The facility's policy titled Initiation of Transmission Based Precautions was requested and obtained on July 30, 2014 at approximately 4:00 pm. The policy states under the subtitle Transporting the Patient on Transmission Based Precautions "transporter wears isolation gown, gloves, and mask as indicated if necessary to enter the patient's room and assist the patient to chair or stretcher." This policy is not specific to outside transporters nor does it exclude them from the policy.

Staff #7 was interviewed on July 30, 2014 at approximately 1:30 pm and reported the designated clean area (red tape on the floor) in patient's rooms is a visual reminder to staff. Staff #7 confirmed this area should not be crossed over after being in contact with a patient unless the staff removed their gown and gloves. Staff #7 reported he/she could not control what the emergency medical technicians did while transporting patients.

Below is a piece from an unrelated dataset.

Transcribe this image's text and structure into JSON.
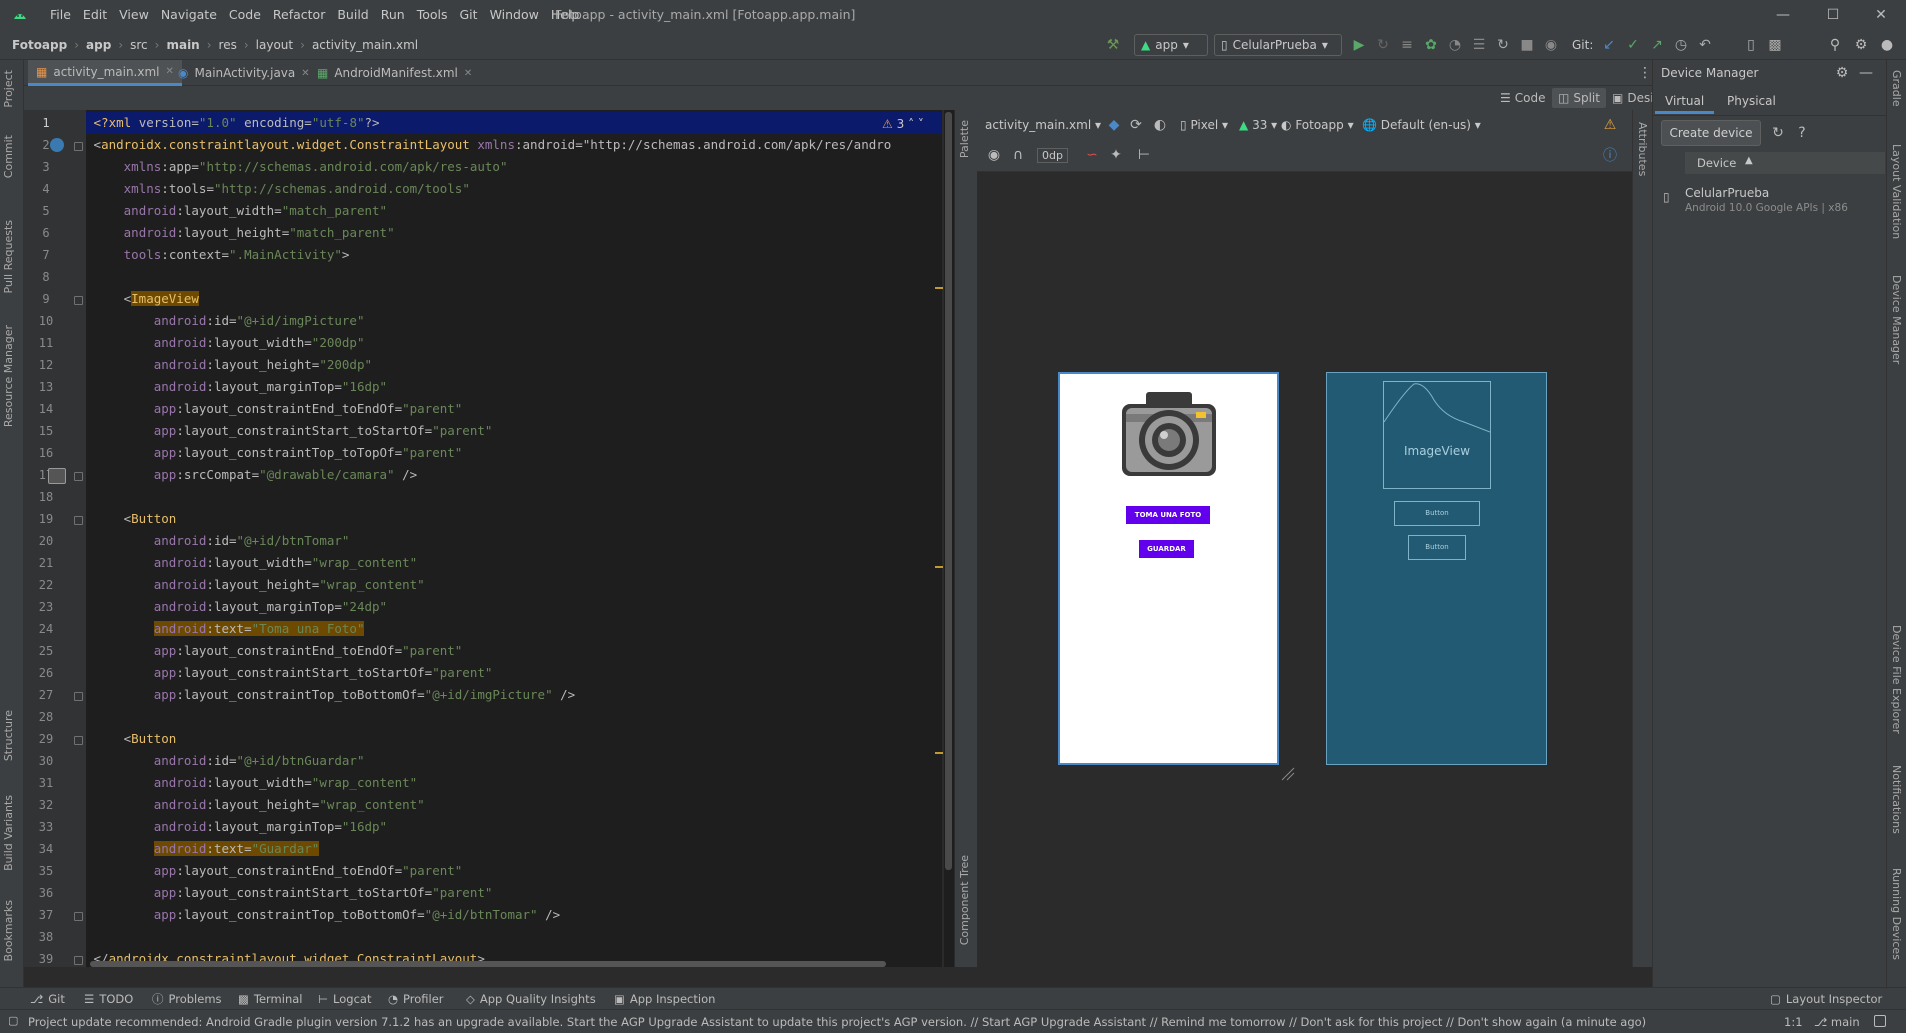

Staff #14 was interviewed on July 30, 2014 at 3:00 pm (with Staff #15). Staff #14 reported he/she was taught the designated clean area should not be crossed into after being in contact with an isolation patient.

Staff #15 was interviewed on July 30, 2014 at 3:00 pm. Staff #15 reported he/she does not cross into the designated clean area once he/she has had contact with an isolation patient. Staff #15 confirmed this practice was taught to him/her by the above named facility.